🤖 AI Summary
Existing fairness tools are often limited to single demographic attributes and struggle to capture the compounded biases faced by intersecting groups—such as combinations of race and gender—in clinical machine learning. This work proposes a Python toolkit that extends observational fairness metrics, including demographic parity and equalized odds, to intersectional subgroups for the first time, while integrating two counterfactual fairness frameworks to evaluate intervention-based equity. Applied to electronic health record data using logistic regression in a glaucoma surgery prediction task, the approach uncovers substantial intersectional unfairness, with a demographic parity gap as high as 0.20. Crucially, disparities identified through intersectional analysis markedly exceed those detected by single-dimension assessments, underscoring the necessity and efficacy of this method for auditing fairness in clinical algorithms.
📝 Abstract
Objective: Algorithmic fairness is essential for equitable and trustworthy machine learning in healthcare. Most fairness tools emphasize single-axis demographic comparisons and may miss compounded disparities affecting intersectional populations. This study introduces Fairlogue, a toolkit designed to operationalize intersectional fairness assessment in observational and counterfactual contexts within clinical settings. Methods: Fairlogue is a Python-based toolkit composed of three components: 1) an observational framework extending demographic parity, equalized odds, and equal opportunity difference to intersectional populations; 2) a counterfactual framework evaluating fairness under treatment-based contexts; and 3) a generalized counterfactual framework assessing fairness under interventions on intersectional group membership.
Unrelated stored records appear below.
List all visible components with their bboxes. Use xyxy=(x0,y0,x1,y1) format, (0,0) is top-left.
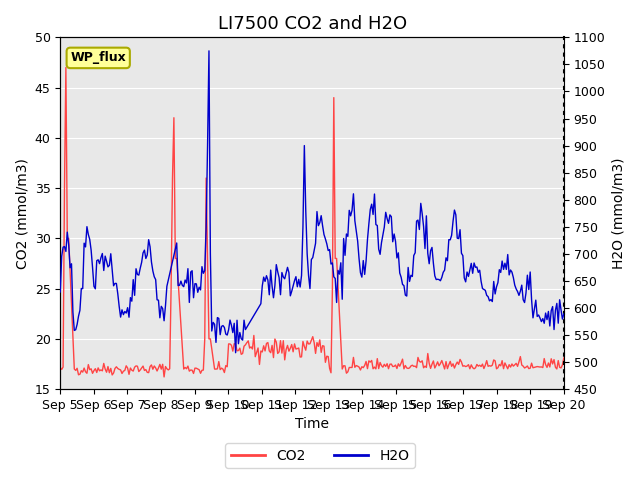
Legend: CO2, H2O: CO2, H2O xyxy=(225,443,415,468)
Y-axis label: CO2 (mmol/m3): CO2 (mmol/m3) xyxy=(15,158,29,269)
Text: WP_flux: WP_flux xyxy=(70,51,126,64)
Y-axis label: H2O (mmol/m3): H2O (mmol/m3) xyxy=(611,157,625,269)
X-axis label: Time: Time xyxy=(295,418,329,432)
Title: LI7500 CO2 and H2O: LI7500 CO2 and H2O xyxy=(218,15,406,33)
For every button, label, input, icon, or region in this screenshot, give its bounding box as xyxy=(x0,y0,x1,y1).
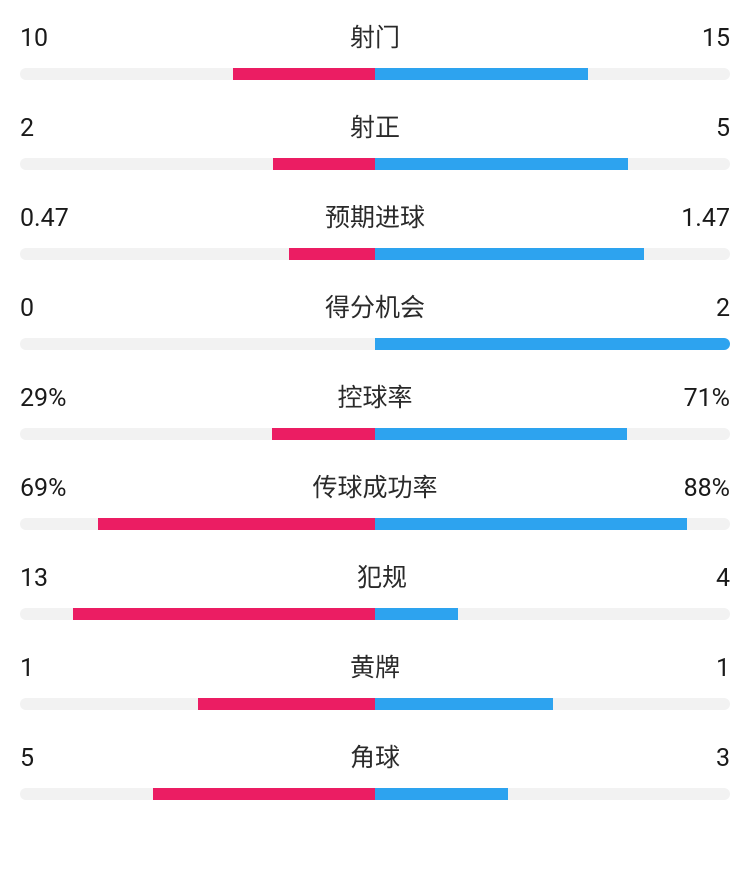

The toolkit was evaluated using electronic health record data from the All of Us Controlled Tier V8 dataset in a glaucoma surgery prediction task using logistic regression with race and gender as protected attributes. Results: Observational analysis identified substantial intersectional disparities despite moderate model performance (AUROC = 0.709; accuracy = 0.651). Intersectional evaluation revealed larger fairness gaps than single-axis analyses, including demographic parity differences of 0.20 and equalized odds true positive and false positive rate gaps of 0.33 and 0.15, respectively. Counterfactual analysis using permutation-based null distributions produced unfairness ("u-value") estimates near zero, suggesting observed disparities were consistent with chance after conditioning on covariates. Conclusion: Fairlogue provides a modular toolkit integrating observational and counterfactual methods for quantifying and evaluating intersectional bias in clinical machine learning workflows.